On the other hand, I understand some of the Occupy groups that formed around the country last year have morphed into community activist groups focusing on local situations, such as foreclosures, which is great.
This takes us to a complaint about organizing locally. Conservatives get elected to school boards to block teaching evolution, for example, whereas progressives are more focused on national issues. Beginning with takeovers of local Republican party structures, wingnuts eventually owned the entire Party. However, I don’t know what would keep liberals from running for school boards to keep evolution in science class.
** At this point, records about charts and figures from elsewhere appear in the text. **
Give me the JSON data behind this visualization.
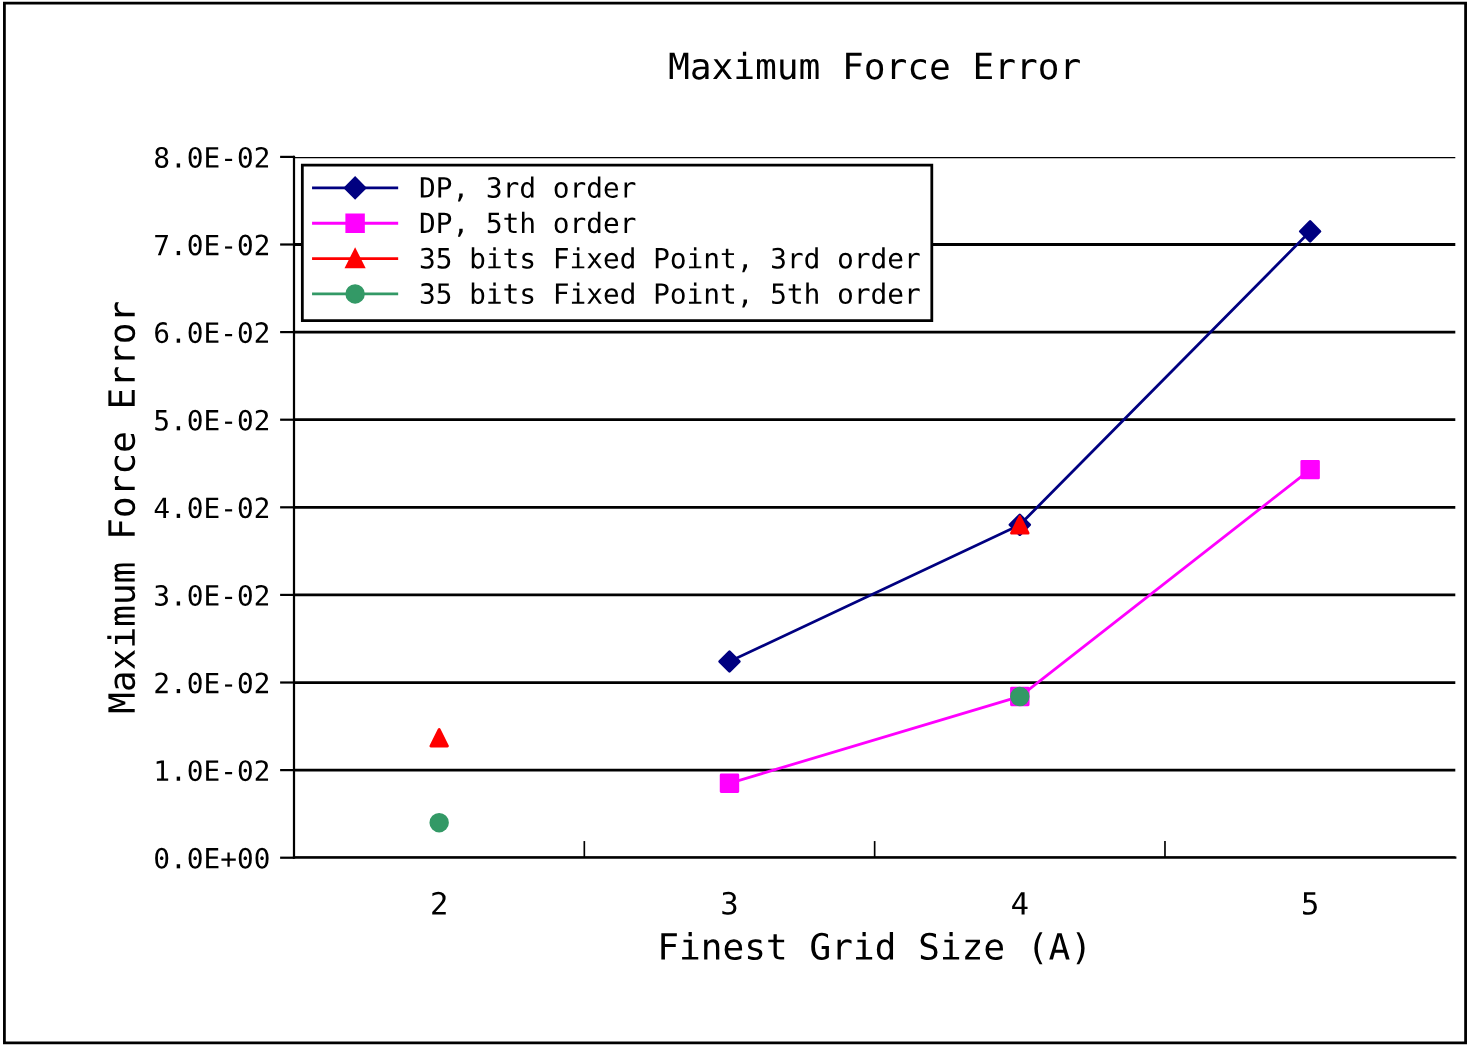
{
  "chart_data": {
    "type": "line",
    "title": "Maximum Force Error",
    "xlabel": "Finest Grid Size (A)",
    "ylabel": "Maximum Force Error",
    "categories": [
      "2",
      "3",
      "4",
      "5"
    ],
    "series": [
      {
        "name": "DP, 3rd order",
        "color": "#000080",
        "marker": "diamond",
        "values": [
          null,
          0.0224,
          0.038,
          0.0715
        ]
      },
      {
        "name": "DP, 5th order",
        "color": "#ff00ff",
        "marker": "square",
        "values": [
          null,
          0.0085,
          0.0184,
          0.0443
        ]
      },
      {
        "name": "35 bits Fixed Point, 3rd order",
        "type": "scatter",
        "color": "#ff0000",
        "marker": "triangle",
        "values": [
          0.0137,
          null,
          0.038,
          null
        ]
      },
      {
        "name": "35 bits Fixed Point, 5th order",
        "type": "scatter",
        "color": "#339966",
        "marker": "circle",
        "values": [
          0.004,
          null,
          0.0184,
          null
        ]
      }
    ],
    "ylim": [
      0,
      0.08
    ],
    "yticks": [
      {
        "value": 0,
        "label": "0.0E+00"
      },
      {
        "value": 0.01,
        "label": "1.0E-02"
      },
      {
        "value": 0.02,
        "label": "2.0E-02"
      },
      {
        "value": 0.03,
        "label": "3.0E-02"
      },
      {
        "value": 0.04,
        "label": "4.0E-02"
      },
      {
        "value": 0.05,
        "label": "5.0E-02"
      },
      {
        "value": 0.06,
        "label": "6.0E-02"
      },
      {
        "value": 0.07,
        "label": "7.0E-02"
      },
      {
        "value": 0.08,
        "label": "8.0E-02"
      }
    ],
    "grid": "y",
    "legend": "top left",
    "line_style": "solid"
  }
}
It may make a difference that we’ve been playing defense and they’ve been playing offense lo these many years. We’ve been working to preserve Roe v. Wade and other civil rights gains; they’ve been working to strike them down. We’ve been working to preserve the New Deal; they’ve been chipping away at it. But the Right has chipped away so much stuff that we’re going back on offense now. For example, they’ve chipped away at reproductive rights enough that women finally are getting riled up about it. Go, team.
Maybe because they are better at trusting leaders, rightie issues organizations all these years have been better at long games. Even after they don’t get everything they want — and they don’t always, even though it seems otherwise sometimes — they come back in the next election cycle supporting the same candidates and hoping to build on whatever they did get.
Too many progressives don’t do long games. No public option? Kill the bill! Dump Obama!
Finally, there’s been a vacuum in leadership. Too many of the icons of progressivism have been more about grandstanding for the glorious cause than about making realistic progress toward achieving that cause. Ralph Nader is one such person; so is Dennis Kucinich. Kucinich served nine terms in the House with no substantive legislative accomplishments, but he was good at sound bites and introduced a lot of no-chance resolutions to impeach Dick Cheney, and progressives swooned. Why are so many of us so easily distracted by shiny objects?
Who are the real national leaders of progressivism? The only name coming to mind is Barney Frank.
Well, that’ today’s rant. What am I missing?